Wednesday, February 13, 2008

Vonage Churn: Not an Issue if it Survives

Should Vonage survive, it might be able to get its churn rates under three percent a month. But it would be a surprise if, even under the best of circumstances, it got churn below two percent a month.

That's a big "if," but history suggests lower churn is possible, if not easy. The reason is that, over time, customers learn the value of a new type of service or application, and gradually come to have a better understanding of why it is they actually need and use a service. There always is lots of churn at first.

The U.S. cable industry struggled precisely with churn at the same levels Vonage grapples with, in the late 1980s and 1990s. Today's churn levels are far below that, but not much below two percent a month. And there's a reason even for that level of churn.
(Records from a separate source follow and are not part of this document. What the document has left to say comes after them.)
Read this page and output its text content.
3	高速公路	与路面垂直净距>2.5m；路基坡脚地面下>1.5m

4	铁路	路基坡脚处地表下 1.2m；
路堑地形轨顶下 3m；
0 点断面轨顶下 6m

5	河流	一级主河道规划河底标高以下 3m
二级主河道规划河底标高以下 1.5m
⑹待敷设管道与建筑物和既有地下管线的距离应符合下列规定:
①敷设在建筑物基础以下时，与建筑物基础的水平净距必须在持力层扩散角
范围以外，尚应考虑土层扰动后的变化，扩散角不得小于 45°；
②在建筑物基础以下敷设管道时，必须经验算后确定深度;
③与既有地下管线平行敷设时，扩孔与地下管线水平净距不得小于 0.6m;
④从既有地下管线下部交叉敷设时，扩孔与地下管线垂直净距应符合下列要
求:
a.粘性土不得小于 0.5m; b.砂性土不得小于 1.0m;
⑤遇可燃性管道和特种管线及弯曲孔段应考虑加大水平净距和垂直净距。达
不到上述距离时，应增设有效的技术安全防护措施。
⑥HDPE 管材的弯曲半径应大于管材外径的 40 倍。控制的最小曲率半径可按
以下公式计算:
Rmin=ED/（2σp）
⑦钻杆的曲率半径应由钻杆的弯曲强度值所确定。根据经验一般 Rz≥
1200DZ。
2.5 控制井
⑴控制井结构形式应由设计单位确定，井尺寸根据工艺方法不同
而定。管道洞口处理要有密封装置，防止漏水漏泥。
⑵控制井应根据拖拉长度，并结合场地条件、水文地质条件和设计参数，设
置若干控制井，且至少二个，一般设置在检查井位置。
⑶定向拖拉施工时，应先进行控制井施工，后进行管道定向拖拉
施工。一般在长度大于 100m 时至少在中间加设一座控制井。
People move. That's called "uncontrollable" churn because there isn't a heck of a lot most providers (except those with a huge footprint) can do about people moving. Wireless providers used to have three percent a month churn as well. These days, most save Sprint Nextel are down just a hair under two percent a month.

They don't necessarily have the "customer is moving" problem so much with the advent of continental U.S. calling buckets that mean local calls cost the same as long distance. A new dwelling in a new area doesn't necessarily mean any change in calling rates and charges, so there is less "uncontrollable" churn.

Still, even the largest of the wireless carriers have just a bit under two percent a month churn. So far, in the consumer markets, that's about as good as it gets.

In the commercial markets, guess what the monthly churn rate is for many smaller independent service providers? Three percent.

That's not great, but the point is that it is hardly unusual, especially for new services, smaller providers and any service tethered to a location. The good news for Vonage is that, like a mobile provider, its service is not tied to a physical location. Over time, and should it survive, it can expect, with diligence and the passage of time, to get its churn down to about two percent a month.

The issue is simply to stay in business long enough for the learning effects to kick in.